A club to support in Lesotho
In 2005, Steve and Pete Fleming dribbled a football for 250 miles across Africa to raise money for charity. “It was meant to be a one-off challenge but during the trip we saw the power of football to make a difference and decided it was just the start of a much longer adventure,” Steve recently told FIFA.com. That adventure has now become Lesotho's Kick4Life FC, the world's first football club dedicated at its heart to making a positive social impact.
A new kind of football club The club began life as the Kick4Life charity focused by the two English brothers on using the love of football to drive health education and HIV testing. With support from the likes of Fabio Capello and England's Prince Harry, and help from FIFA's 2010 World Cup legacy initiative '20 Centres for 2010', Kick4Life has won many awards for helping children in the heart of the capital city of Maseru.
In order to give the more serious youngsters they worked with further opportunities to play football at a high level, they formed a team in 2009, which has progressed into Lesotho's Premier League and led to a refocusing of the organisation into Kick4Life FC – a combination charity and development enterprise wrapped up with top division men's and women's football teams.
“Initially we were very wary of introducing any element of elite football into our work, being worried that this would compromise our perception as an organisation dedicated to social change,” Steve Fleming, who serves as Co-Founder and Co-Chief Executive with his brother, explained. “It was a bold move, but we believed that as a football club dedicated to social change, we could achieve a level of social impact that was not possible in our existing structure as a traditional charity.”
That includes players on the Premier League team helping with the social work. “Many of our men’s and women’s players are involved in delivering health education & life-skills activities to vulnerable youth. Others are involved in helping to develop and train younger players in the Kick4Life Academy.

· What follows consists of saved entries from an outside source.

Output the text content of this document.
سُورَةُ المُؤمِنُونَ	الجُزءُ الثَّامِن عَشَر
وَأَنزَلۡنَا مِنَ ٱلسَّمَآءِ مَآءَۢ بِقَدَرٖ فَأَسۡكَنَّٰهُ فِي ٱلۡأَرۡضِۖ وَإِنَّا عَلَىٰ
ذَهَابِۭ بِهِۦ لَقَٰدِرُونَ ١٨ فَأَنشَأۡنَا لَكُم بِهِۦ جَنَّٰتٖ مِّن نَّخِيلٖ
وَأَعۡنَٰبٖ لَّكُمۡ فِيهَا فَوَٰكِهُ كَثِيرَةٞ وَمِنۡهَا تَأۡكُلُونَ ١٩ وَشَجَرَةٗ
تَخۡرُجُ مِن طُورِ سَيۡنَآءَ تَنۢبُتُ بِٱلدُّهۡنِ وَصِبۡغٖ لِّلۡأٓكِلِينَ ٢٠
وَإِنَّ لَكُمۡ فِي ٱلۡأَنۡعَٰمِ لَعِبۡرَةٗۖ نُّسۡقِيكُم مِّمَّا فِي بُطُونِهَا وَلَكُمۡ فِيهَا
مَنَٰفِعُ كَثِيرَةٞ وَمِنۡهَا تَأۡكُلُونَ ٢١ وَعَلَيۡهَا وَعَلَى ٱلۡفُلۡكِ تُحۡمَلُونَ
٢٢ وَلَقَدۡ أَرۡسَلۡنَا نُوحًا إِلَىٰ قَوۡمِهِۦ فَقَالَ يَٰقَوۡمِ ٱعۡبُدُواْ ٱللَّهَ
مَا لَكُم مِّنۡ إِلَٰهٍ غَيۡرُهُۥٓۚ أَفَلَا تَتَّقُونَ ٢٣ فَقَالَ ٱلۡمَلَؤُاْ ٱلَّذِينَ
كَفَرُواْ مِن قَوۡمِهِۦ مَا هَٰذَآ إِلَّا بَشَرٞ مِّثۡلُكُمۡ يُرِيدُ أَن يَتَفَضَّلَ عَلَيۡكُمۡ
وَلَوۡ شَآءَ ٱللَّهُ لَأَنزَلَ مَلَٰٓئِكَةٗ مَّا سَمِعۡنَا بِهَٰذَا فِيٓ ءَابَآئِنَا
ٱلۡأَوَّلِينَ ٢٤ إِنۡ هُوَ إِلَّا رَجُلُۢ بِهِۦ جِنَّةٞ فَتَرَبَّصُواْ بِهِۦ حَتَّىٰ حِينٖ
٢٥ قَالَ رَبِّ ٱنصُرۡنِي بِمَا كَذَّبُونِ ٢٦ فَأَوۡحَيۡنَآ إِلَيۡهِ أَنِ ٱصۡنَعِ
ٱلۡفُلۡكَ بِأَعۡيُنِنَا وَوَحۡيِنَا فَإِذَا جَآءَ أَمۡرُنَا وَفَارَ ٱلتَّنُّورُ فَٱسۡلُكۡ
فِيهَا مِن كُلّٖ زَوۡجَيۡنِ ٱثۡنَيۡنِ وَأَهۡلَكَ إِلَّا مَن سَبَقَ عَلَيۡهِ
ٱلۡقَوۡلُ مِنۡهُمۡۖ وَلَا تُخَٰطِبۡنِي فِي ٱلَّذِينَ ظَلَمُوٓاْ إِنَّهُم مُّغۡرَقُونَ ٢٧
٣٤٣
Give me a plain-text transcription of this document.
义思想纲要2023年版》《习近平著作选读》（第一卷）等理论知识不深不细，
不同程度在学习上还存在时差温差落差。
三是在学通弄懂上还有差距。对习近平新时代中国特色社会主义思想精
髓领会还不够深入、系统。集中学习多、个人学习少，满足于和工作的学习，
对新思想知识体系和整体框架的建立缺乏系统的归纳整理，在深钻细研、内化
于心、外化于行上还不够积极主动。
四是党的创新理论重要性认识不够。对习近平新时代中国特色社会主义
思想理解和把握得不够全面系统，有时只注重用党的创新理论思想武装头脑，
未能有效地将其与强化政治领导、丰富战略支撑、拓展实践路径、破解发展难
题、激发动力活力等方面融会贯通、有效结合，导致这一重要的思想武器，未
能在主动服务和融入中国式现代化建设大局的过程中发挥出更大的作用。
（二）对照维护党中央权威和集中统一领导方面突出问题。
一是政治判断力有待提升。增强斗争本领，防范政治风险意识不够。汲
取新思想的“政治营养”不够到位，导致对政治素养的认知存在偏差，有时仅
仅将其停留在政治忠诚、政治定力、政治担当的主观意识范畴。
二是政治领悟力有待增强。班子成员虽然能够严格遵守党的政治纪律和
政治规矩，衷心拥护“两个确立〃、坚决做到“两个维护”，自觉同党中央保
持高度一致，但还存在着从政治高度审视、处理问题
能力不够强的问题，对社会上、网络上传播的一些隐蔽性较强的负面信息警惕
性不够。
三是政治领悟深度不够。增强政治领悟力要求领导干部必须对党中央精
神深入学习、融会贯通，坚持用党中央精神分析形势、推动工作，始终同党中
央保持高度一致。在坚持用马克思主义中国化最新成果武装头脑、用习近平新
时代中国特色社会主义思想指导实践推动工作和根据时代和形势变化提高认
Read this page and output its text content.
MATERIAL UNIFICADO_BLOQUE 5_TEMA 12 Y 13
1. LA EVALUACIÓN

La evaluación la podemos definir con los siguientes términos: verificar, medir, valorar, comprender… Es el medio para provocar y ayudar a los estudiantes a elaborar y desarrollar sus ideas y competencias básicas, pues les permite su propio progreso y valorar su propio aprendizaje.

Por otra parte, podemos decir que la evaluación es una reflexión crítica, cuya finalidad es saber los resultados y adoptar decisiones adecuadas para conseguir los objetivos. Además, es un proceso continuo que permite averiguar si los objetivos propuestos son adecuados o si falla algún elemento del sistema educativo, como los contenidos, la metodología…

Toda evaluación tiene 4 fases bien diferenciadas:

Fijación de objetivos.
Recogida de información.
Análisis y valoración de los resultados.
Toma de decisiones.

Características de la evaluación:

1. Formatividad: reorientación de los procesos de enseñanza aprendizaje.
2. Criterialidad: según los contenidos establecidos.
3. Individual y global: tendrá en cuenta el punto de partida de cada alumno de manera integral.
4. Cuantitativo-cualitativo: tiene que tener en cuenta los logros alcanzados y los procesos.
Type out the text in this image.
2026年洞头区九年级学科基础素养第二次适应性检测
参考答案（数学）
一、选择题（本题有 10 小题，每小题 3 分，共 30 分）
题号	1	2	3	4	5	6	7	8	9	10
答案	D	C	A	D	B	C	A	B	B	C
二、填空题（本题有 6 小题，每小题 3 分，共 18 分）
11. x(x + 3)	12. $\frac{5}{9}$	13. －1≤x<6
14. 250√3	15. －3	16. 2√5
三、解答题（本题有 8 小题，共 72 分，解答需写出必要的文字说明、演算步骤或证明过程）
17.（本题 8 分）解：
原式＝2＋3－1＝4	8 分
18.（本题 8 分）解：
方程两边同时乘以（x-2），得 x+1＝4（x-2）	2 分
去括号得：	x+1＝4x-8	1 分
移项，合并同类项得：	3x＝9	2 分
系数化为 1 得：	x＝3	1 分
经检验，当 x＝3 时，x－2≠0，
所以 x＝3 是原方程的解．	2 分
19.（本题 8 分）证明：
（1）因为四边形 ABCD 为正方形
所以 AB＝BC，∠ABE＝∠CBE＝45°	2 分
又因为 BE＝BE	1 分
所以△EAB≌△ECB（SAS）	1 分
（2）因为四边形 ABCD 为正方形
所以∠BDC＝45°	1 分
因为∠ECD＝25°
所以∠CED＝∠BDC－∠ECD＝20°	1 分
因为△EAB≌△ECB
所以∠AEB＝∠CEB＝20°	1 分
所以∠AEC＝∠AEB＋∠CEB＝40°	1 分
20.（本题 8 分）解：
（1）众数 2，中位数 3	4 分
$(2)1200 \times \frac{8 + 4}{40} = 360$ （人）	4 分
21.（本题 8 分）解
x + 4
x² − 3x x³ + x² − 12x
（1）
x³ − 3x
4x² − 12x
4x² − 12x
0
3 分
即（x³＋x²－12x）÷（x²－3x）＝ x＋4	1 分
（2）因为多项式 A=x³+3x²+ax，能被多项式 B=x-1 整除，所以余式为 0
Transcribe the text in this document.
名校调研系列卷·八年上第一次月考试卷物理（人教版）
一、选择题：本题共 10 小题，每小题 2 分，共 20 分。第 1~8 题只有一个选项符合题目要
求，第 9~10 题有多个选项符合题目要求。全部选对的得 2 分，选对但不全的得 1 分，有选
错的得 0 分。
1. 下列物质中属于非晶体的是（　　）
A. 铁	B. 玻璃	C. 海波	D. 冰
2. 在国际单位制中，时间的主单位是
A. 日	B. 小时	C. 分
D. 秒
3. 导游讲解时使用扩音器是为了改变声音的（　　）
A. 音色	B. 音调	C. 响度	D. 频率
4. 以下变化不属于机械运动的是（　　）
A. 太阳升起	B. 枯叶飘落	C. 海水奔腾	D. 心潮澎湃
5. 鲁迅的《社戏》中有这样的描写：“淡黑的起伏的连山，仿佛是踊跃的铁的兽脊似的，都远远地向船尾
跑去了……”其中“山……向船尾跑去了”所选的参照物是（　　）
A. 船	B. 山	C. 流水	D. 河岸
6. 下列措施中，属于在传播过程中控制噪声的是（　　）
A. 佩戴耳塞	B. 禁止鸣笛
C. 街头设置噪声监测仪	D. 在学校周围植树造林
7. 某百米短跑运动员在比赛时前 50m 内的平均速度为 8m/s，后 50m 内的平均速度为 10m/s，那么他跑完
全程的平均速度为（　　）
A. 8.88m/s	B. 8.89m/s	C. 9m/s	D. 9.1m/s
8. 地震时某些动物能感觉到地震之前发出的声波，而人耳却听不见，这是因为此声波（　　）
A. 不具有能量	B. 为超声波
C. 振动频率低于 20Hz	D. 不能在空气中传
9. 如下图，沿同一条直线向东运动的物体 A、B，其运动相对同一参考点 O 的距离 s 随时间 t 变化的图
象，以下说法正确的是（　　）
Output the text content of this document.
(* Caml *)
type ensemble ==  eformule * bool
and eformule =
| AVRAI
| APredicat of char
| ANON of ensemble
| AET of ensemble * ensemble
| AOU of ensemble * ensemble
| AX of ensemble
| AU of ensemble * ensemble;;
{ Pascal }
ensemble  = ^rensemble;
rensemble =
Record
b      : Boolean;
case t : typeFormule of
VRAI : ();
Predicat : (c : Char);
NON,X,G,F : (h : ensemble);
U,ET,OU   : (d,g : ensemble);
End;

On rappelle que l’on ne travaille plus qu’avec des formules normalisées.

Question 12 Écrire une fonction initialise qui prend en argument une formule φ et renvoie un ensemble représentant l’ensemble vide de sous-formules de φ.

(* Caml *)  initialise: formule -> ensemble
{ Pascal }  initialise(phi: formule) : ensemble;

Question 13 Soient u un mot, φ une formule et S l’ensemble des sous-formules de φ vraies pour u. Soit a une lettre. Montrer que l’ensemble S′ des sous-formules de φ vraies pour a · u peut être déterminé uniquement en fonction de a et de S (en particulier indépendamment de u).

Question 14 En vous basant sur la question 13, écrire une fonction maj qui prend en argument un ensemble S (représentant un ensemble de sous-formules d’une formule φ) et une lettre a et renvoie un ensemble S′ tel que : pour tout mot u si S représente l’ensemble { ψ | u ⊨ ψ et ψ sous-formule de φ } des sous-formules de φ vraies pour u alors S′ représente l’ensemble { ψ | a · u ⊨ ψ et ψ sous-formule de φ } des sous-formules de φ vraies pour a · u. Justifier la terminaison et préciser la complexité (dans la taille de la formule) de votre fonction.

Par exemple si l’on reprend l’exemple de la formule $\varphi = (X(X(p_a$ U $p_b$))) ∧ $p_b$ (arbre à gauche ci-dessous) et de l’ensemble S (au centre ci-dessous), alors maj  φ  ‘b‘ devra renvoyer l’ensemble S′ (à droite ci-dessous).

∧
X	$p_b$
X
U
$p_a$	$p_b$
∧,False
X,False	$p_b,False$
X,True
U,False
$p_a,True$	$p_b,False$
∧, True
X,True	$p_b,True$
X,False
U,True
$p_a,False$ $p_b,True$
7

“Some of our players are themselves young people who have come through the organization, starting as participants and progressing through a range of social development activities.”
Success on the pitch Despite their emphasis on off-the-pitch priorities, Kick4Life has nonetheless become a model club in Lesotho's top football league. In fact, it is in part their holistic approach to development and administration that has helped them improve their team, which finished a best-ever sixth last season. “The development of football in Lesotho over the last few decades has been inconsistent,” said Leslie Notsi, one of Lesotho's most respected coaches, who joined Kick4Life last season. “The standard of football in Lesotho is at an amateur level. The infrastructure and training equipment is a challenge. Administration of teams needs to improve, and medical institutions and personnel are not involved in a proper and well-managed setup. Kick4Life FC is leading the way in introducing these improvements, and it is exciting to be a part of.”
The team has a handful of youngsters who have worked their way from their development team system into the national team set-up with the U-20s, and one, Mathibeli Phohleli, who has progressed from the Kick4Life Academy into the U17s. They also have two rising stars getting attention with the full national team: Motlalepula Chabeli and Thabiso Brown, who has scored for the Crocodiles and is on trial with a club in Ukraine's top division.
The club puts a great emphasis on women's football as well, and they finished second in the inaugural Women's Super League season. They also have a female assistant coach with the men's team, Elizabeth Yelimala. “Lizzy is extremely well respected by the players and by all those in football in Lesotho,” said Chris Bullock, the club's director of football. “It is unusual for a woman to have this role in a men’s team, but it has not been controversial. She is a CAF 'B' License coach, and will be doing her 'A' License in July this year.”
On a more macro level, Steve Fleming is hoping that the club can help the country at large. “We see the development of a vibrant football industry in Lesotho as an important part of the country’s wider social and economic development. Over the coming years we hope to work with the Lesotho FA and the Premier League to play a part in professionalising the industry,” he said.